ROANOKE TIMES

                         Roanoke Times
                 Copyright (c) 1995, Landmark Communications, Inc.

DATE: WEDNESDAY, December 29, 1993                   TAG: 9401040006
SECTION: EXTRA                    PAGE: 1   EDITION: METRO 
SOURCE: ELEANOR OSTMAN KNIGHT-RIDDER NEWSPAPERS
DATELINE:                                 LENGTH: Medium


CHEF'S BIOGRAPHY IS SPICED WITH GOSSIP

The late James Beard would have relished Robert Clark's book, ``James Beard, a Biography'' (HarperCollins, $27.50), because it dishes up generous portions of juicy tidbits, so savory to Beard, who loved to gossip about his cohorts in the food sphere. Anyone who's hungry for the delicious details of the New York food scene in the second half of this century, with Beard as master chef during the development of post-war cooking styles, will find Clark's book equally appetizing.

The biography is a feast of details about Beard's 82-year life in Portland, New York and Europe. Furthermore, Clark's writing style is full of exceptional grace, perception and wit, and the joy of reading his entertaining biographic prose is reason enough to explore Beard's life.

In the book's first chapter, Clark seemingly drifts off the tracking of Beard's story into essays about the home-economics movement and community cookbooks, but by Chapter Two, the format clarifies; these asides about the development of American food are collateral to the story of Beard the man. Linked to Beard, and before that, to his British mother, a great cook of eccentric lifestyle who shaped her son's food style and artistic future, is a narrative of food progress for the past century.

Interwoven in the story of Beard's culinary ascendancy is Clark's assessment of the decline of American eating, moving away from the best of regional foodstuffs to commercially produced foods promoted by the ``home ec'' contingent, so that everyone in America was persuaded to put marshmallows in their salads.

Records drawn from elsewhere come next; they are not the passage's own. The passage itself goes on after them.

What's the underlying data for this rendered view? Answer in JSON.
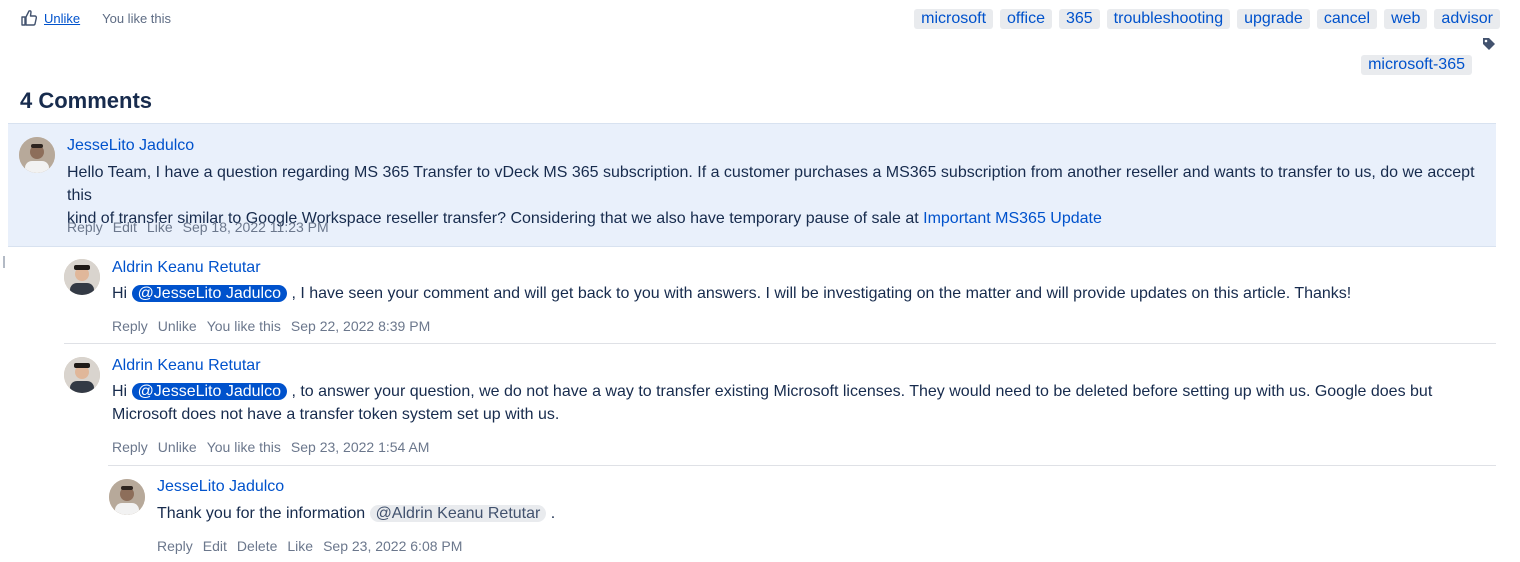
{
  "like_bar": {
    "unlike_label": "Unlike",
    "status": "You like this"
  },
  "labels": [
    "microsoft",
    "office",
    "365",
    "troubleshooting",
    "upgrade",
    "cancel",
    "web",
    "advisor",
    "microsoft-365"
  ],
  "comments_title": "4 Comments",
  "comments": [
    {
      "author": "JesseLito Jadulco",
      "line1": "Hello Team, I have a question regarding MS 365 Transfer to vDeck MS 365 subscription. If a customer purchases a MS365 subscription from another reseller and wants to transfer to us, do we accept this",
      "line2": "kind of transfer similar to Google Workspace reseller transfer? Considering that we also have temporary pause of sale at ",
      "link": "Important MS365 Update",
      "actions": {
        "reply": "Reply",
        "edit": "Edit",
        "like": "Like"
      },
      "timestamp": "Sep 18, 2022 11:23 PM"
    },
    {
      "author": "Aldrin Keanu Retutar",
      "prefix": "Hi ",
      "mention": "@JesseLito Jadulco",
      "text": " , I have seen your comment and will get back to you with answers. I will be investigating on the matter and will provide updates on this article. Thanks!",
      "actions": {
        "reply": "Reply",
        "unlike": "Unlike",
        "liked": "You like this"
      },
      "timestamp": "Sep 22, 2022 8:39 PM"
    },
    {
      "author": "Aldrin Keanu Retutar",
      "prefix": "Hi ",
      "mention": "@JesseLito Jadulco",
      "text": " , to answer your question, we do not have a way to transfer existing Microsoft licenses. They would need to be deleted before setting up with us. Google does but",
      "line2": "Microsoft does not have a transfer token system set up with us.",
      "actions": {
        "reply": "Reply",
        "unlike": "Unlike",
        "liked": "You like this"
      },
      "timestamp": "Sep 23, 2022 1:54 AM"
    },
    {
      "author": "JesseLito Jadulco",
      "prefix": "Thank you for the information ",
      "mention": "@Aldrin Keanu Retutar",
      "text": " .",
      "actions": {
        "reply": "Reply",
        "edit": "Edit",
        "delete": "Delete",
        "like": "Like"
      },
      "timestamp": "Sep 23, 2022 6:08 PM"
    }
  ],
  "icons": {
    "like": "thumbs-up-icon",
    "tag": "tag-icon"
  },
  "colors": {
    "link": "#0052cc",
    "highlight": "#e9f0fb",
    "label_bg": "#e9ebee",
    "mention_bg": "#0052cc"
  }
}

It was Beard's lifelong passion for regional fare that helped remind America of what we had lost and where we should go to regain foods' basic pleasures.

James Beard always has seemed to be with us, and surely by the late 1960s he was sublimely established on the summit of food expertise. But, as Clark's book painfully recounts, his was not an overnight success. He was in his late 40s, living on the largess of friends, by the time he'd written his first cookbook and achieved some measure of renown.

Clark also tells how Beard was the very first in the world to appear on a regular televised cooking show. While the show, ``I Love to Eat,'' was not commercially successful in those fledgling days of TV, it certainly was the forerunner for legions of other television cooks following Beard's lead.

From his earliest forays beyond his Portland birthplace, when Beard sought to be an opera singer, then an actor - both with negligible rewards - his life was a constant economic struggle. Yet survive he did, despite setbacks and scandals, on what everyone who knew him agreed was a generous measure of wit and charm.

Clark never met Beard, who died in 1985, and that's surprising to the reader because the details of Beard's life are written with such intimate focus. The idea to write a Beard biography drifted into Clark's consciousness as he lazed in a hammock in Tuscany, perhaps his last idle moment before several years of intensive research into food history, interviewing Beard's closest colleagues and writing about the intriguing epicure.

``The only people who didn't want to be interviewed were the few who didn't feel Beard's homosexuality should be discussed,'' said Clark, who bares that predilection from its earliest onset in Beard's Oregon youth to its being the reason he was expelled from Reed College in Portland to a lifetime of liaisons. ``It is an awfully frank book,'' says its author.

Such details were gleaned from Beard's letters and from the recollections of his friends.

Through Clark's research, he came to realize the impact that the food impresario had on so many lives, and the number of careers he nurtured. ``The average person in American may not even be aware that he's dead,'' Clark said, since Beard's books remain in print and his presence is evoked through constant activities at the James Beard House in New York, where the food faithful come to dinners cooked by the world's best chefs.

Clark's own interest in food can be traced to his childhood in St. Paul, Minn., ``where my family was eating asparagus and artichokes in the 1950s, deep in what was Minnesota's hot-dish era.'' His grandmother, Mrs. Benjamin Griggs, cared not for culinary pursuits, so his grandparents hosted weekly family meals in the best Twin Cities restaurants.

After taking a master's degrees in London and working on his doctorate at York University, Clark says, ``I was an academic for a while in England, and then the bottom fell out of that job market, so I started writing restaurant reviews.''

Later, he started a newsletter, European Food and Wine, catching the attention of Julia Child, who later invited him to write for the American Institute of Food and Wine's publication. He went on to edit The Journal of Gastronomy. ``That's how I got into food writing - sideways,'' he said.

Now, Clark and his family live in Seattle, where he is working on his next book about the Columbia River and its environs.